If the cluster is stable and there is no Cluster Rebalance: All mutations that happen to a particular vBucket will be consumed by the assigned worker; all changes happening to a particular document will be consumed by the worker in-order(essentially, each worker process spawns multiple threads, and the documents are seen in order by the thread).
Now, this explains why documents are not processed in the sequence(Take-Away#1 and Take-Away#3 in Part-1) they were inserted on, as documents can belong to different vBuckets, and hence different workers assigned to these different vBuckets, operate on them concurrently leading to non-sequential behaviour.
Elastic Scalability
Now, let’s say the mutation rate increases and we see the backlog on the given single Eventing node increases leading to increasing load on the CPU in the Eventing Node. The Administrator adds one more Eventing node and performs a Cluster Rebalance.

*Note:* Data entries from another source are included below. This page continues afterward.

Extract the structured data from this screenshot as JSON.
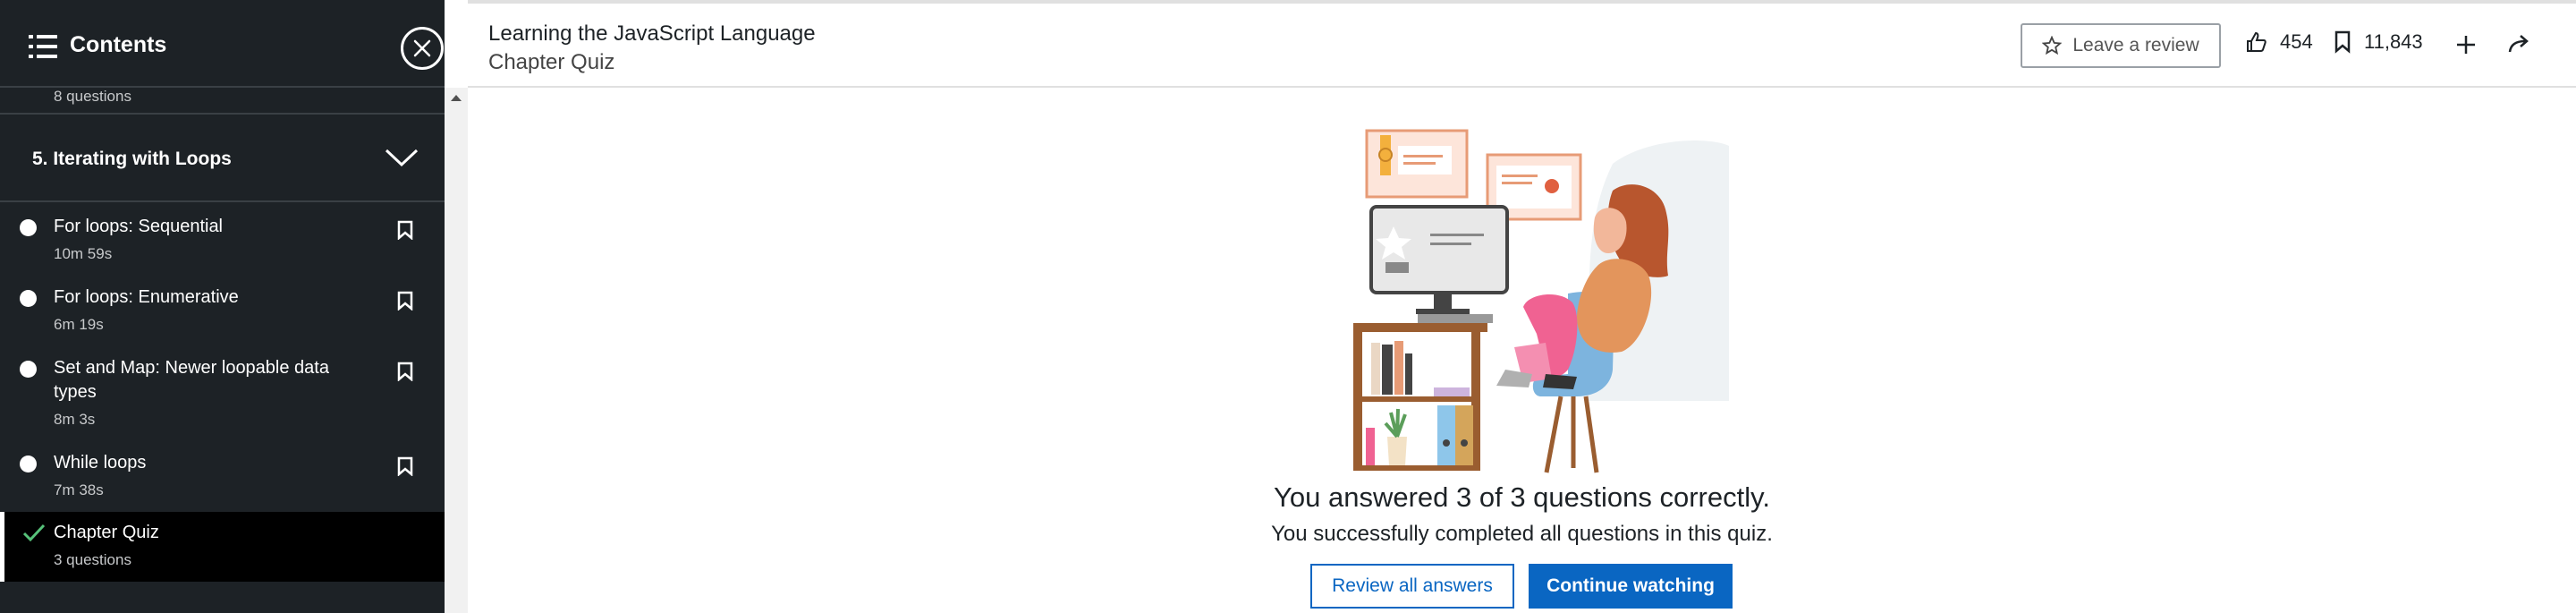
{
  "sidebar": {
    "title": "Contents",
    "previous_section_subtitle": "8 questions",
    "section": {
      "title": "5. Iterating with Loops"
    },
    "items": [
      {
        "title": "For loops: Sequential",
        "duration": "10m 59s"
      },
      {
        "title": "For loops: Enumerative",
        "duration": "6m 19s"
      },
      {
        "title": "Set and Map: Newer loopable data types",
        "duration": "8m 3s"
      },
      {
        "title": "While loops",
        "duration": "7m 38s"
      },
      {
        "title": "Chapter Quiz",
        "duration": "3 questions"
      }
    ]
  },
  "header": {
    "course_title": "Learning the JavaScript Language",
    "current_item": "Chapter Quiz",
    "review_label": "Leave a review",
    "likes": "454",
    "saves": "11,843"
  },
  "quiz_result": {
    "headline": "You answered 3 of 3 questions correctly.",
    "message": "You successfully completed all questions in this quiz.",
    "review_button": "Review all answers",
    "continue_button": "Continue watching"
  },
  "colors": {
    "sidebar_bg": "#1d2226",
    "accent": "#0a66c2"
  }
}
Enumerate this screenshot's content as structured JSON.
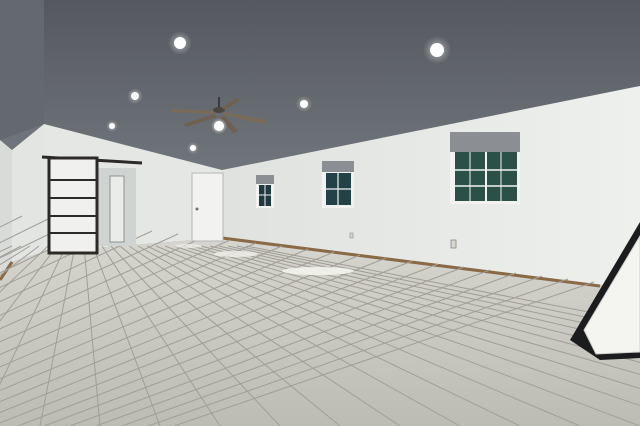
{
  "scene": {
    "description_visible_text": "",
    "colors": {
      "ceiling": "#5f646a",
      "wall": "#e9ebe8",
      "wall_shade": "#cfd3d1",
      "floor": "#c9c8c0",
      "floor_grout": "#9c9a92",
      "baseboard": "#8a6a44",
      "window_glass": "#1f3a3f",
      "window_frame": "#f2f2f0",
      "blind": "#8b8f94",
      "door": "#f0f0ee",
      "barn_door_frame": "#2c2a27",
      "light": "#ffffff"
    },
    "icons": [
      "ceiling-fan-icon",
      "recessed-light-icon",
      "window-icon",
      "barn-door-icon",
      "mattress-icon"
    ]
  }
}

Now, each of the Eventing Nodes sees 1024/2 = 512 vBuckets assigned to it, and the workers also see half of the vBuckets than what was assigned earlier. The vBucket-to-worker assignments are seamlessly performed by the Eventing Service during Rebalance and are completely transparent to the Administrator.

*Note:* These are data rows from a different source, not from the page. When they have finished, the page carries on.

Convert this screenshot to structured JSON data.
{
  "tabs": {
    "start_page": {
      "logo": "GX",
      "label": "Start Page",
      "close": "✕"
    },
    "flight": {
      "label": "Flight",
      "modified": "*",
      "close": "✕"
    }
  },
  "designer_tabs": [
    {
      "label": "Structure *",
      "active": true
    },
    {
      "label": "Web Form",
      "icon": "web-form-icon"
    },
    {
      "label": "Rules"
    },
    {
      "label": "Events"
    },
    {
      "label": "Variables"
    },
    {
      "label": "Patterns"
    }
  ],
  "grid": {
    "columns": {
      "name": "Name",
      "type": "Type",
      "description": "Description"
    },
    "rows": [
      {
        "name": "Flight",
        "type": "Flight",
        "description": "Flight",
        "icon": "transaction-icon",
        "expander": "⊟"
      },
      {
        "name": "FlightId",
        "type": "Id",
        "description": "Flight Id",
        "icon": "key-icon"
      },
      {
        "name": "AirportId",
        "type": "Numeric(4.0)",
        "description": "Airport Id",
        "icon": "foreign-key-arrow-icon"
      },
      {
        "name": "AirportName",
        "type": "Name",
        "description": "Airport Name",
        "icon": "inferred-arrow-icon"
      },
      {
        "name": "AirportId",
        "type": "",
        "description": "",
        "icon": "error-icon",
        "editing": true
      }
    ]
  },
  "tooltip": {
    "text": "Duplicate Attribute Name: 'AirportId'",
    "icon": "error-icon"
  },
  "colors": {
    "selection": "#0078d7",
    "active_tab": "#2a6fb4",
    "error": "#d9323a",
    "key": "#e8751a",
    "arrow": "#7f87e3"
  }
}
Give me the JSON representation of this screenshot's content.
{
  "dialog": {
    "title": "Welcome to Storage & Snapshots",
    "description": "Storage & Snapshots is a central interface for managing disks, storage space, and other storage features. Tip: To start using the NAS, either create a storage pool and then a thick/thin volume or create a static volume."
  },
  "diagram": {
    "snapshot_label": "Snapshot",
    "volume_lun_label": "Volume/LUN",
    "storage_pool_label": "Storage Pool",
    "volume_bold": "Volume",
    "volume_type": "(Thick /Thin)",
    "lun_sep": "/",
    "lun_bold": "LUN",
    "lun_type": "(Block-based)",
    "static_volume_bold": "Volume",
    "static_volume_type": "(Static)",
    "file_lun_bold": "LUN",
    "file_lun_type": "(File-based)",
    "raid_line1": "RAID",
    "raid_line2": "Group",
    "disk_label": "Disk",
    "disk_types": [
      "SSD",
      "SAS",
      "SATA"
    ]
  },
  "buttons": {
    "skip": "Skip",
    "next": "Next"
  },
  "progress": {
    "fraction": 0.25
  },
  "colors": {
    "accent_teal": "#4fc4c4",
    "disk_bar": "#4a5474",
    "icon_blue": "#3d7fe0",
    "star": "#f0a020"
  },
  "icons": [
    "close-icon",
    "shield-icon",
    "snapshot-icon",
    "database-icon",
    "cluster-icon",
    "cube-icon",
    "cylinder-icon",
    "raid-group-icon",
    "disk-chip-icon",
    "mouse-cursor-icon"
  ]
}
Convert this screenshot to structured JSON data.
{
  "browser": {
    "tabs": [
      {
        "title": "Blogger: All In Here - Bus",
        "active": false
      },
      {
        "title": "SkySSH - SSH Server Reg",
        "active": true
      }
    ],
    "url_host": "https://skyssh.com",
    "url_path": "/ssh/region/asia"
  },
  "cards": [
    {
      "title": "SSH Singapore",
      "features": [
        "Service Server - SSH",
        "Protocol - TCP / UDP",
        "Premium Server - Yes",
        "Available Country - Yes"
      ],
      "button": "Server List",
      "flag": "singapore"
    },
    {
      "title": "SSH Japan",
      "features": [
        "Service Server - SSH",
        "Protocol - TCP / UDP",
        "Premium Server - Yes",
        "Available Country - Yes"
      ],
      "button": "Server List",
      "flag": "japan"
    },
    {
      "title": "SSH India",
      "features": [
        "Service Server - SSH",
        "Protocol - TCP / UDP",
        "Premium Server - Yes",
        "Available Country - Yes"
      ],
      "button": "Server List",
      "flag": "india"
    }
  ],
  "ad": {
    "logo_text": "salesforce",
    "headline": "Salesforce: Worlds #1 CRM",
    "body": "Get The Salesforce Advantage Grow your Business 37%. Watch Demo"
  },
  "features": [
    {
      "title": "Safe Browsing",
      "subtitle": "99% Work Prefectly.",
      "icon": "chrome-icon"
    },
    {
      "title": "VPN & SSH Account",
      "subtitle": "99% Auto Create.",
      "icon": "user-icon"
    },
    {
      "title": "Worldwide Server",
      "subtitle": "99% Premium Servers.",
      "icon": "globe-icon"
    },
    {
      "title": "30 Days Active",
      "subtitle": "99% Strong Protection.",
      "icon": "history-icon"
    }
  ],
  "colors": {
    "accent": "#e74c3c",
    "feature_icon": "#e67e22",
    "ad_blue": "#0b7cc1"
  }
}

As the metadata bucket stores the checkpoint information of the processing being done and also the worker-assignments, no mutation is lost and the Couchbase Eventing Service performs seamlessly during the Cluster Rebalances.
The above behaviour offers elastic scalability based on different seasonalities or traffic patterns.
Behaviour During DEBUG Mode
The online real-time debugger helps developers debug the deployed code as the mutations happen. A debug session operates only on one mutation at a time, and this mutation is arbitrarily selected. A new debug session should be started for every successive change to be observed.
Once a Debug session is started, a single mutation is assigned to a worker for the debugging session and the rest of the mutations happening to the bucket are processed; that is, the rest of the mutations happening to the source bucket are not blocked when the debugging session is underway.
It is important to note that the Debugger should not be used in Production environments and is best consumed in Development environments. While the debugger session is underway, the rest of the mutations are processed by the Function. The vbucket-to-worker assignments that we saw earlier holds good, but the mutation that was used for the Debugger is processed out of sequence. So, a Debugger session in Production environment can introduce timing issues and can cause lost mutations if the Debug session is terminated in the middle. Also, if the operation in the Function is sensitive to the ordering of mutations for a particular document, then this out-of-sequence processing of the mutation might lead to states that are not correct.
We hope that this two-part series gave you a good understanding into some of the worker ordering semantics and also a quick peek into under the hood of Couchbase Eventing Service.